Weaknesses: The defense improved, and the Falcons have four more sacks than they did in 2016, but the pass rush has not been as fierce as advertised. Linebacker Vic Beasley led the league with 15 1/2 sacks and forced six fumbles last season. He has five sacks and one forced fumble this season, partly because he was asked to drop into coverage more often, and partly because he missed three games with a hamstring injury. Still, what projected to be a standoff between Beasley and right tackle Lane Johnson might be a big Johnson advantage.
Foles factor: Matty Ice didn't exactly validate his MVP season of 2016, but he recorded a season more typical of his 10-year career — a season Foles would take in a heartbeat. As with Brees, comparing a franchise passer such as Ryan with Foles is like comparing an omelette to scrambled eggs. One has a lot more to offer. If you're looking for a silver lining, consider that no team in the NFL intercepted fewer passes than the Falcons, who had just eight.
Linc factor: The Falcons lost at the Linc last year. As an NFC South team in a dome-filled league, they haven't played a bad-weather game since Dec. 8, 2014, at Green Bay. In that game, the weather didn't seem to matter. Ryan — a Penn Charter product who played at Boston College — threw for 375 yards and four touchdowns. Jones, an Alabama native, caught 11 passes for 259 yards and a score. But that was a long time ago. And they lost.

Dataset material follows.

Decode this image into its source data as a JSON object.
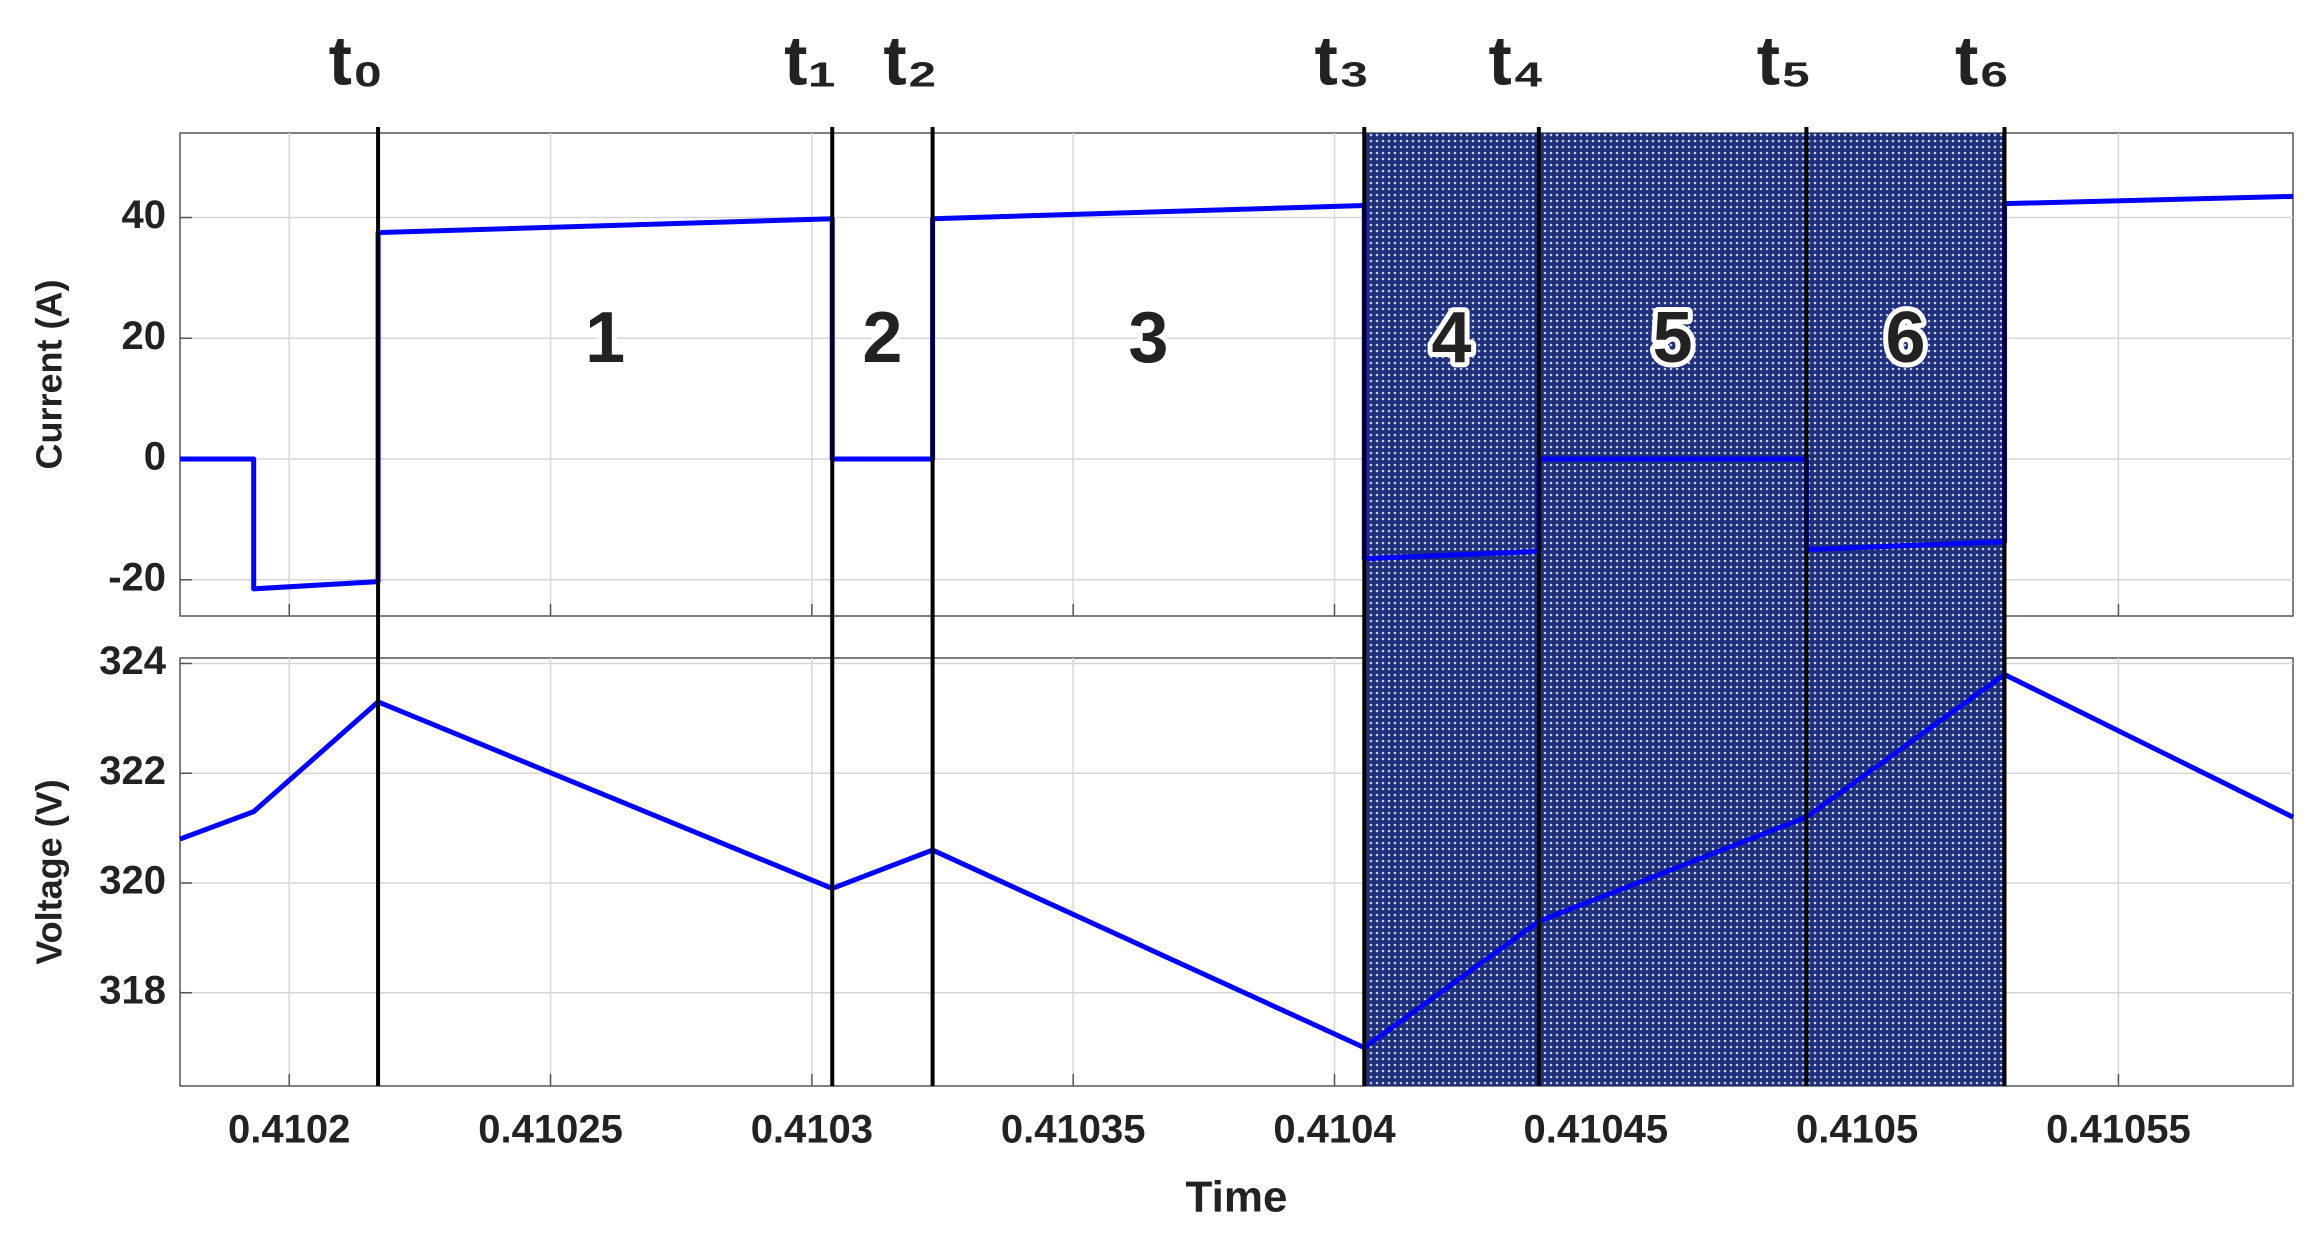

Strengths: The run defense, ranked third in the league, surrendered a total of 126 yards in the last two games. Rookie running back Christian McCaffrey has matured since the Eagles won at Carolina in Game 6; he has averaged 4.8 rushing yards per carry in the second half of the season, two yards more than he averaged in the first half, and he scored five of his seven TDs in the last eight games. Receiver Devin Funchess has five TD catches since the unexpected trade of Kelvin Benjamin, who matched his career high with nine catches that night against the Eagles, for 99 yards. Also, Cam Newton. Maybe.
Weaknesses: The Panthers' 22 turnovers are the most of any NFC playoff team. On defense, they have only 10 interceptions and their opponents' passer rating of 92.9 is the highest of any NFC playoff team. So, you know for whom Nick Foles is rooting.
Foles factor: In 2015, Cam Newton was a transcendent, paradigm-changing quarterback, and everybody wanted a QB like him. In 2017, Newton is an enigmatic fashionista who retains dazzling talents but makes baffling decisions. Offseason shoulder surgery hindered him early, but he can be a nightmare to defend, as he was after the Panthers lost to the Eagles and Bears in consecutive games. The Panthers won seven of the next eight. Newton threw 12 touchdown passes and just three interceptions, averaged 60 rushing yards, scored three rushing TDs, and was sacked just 11 times. Then, last week, with a home playoff game at stake, he threw three interceptions. His passer rating of 80.7 is the worst among NFC playoff quarterbacks who are regular starters. Foles' rating: 79.5.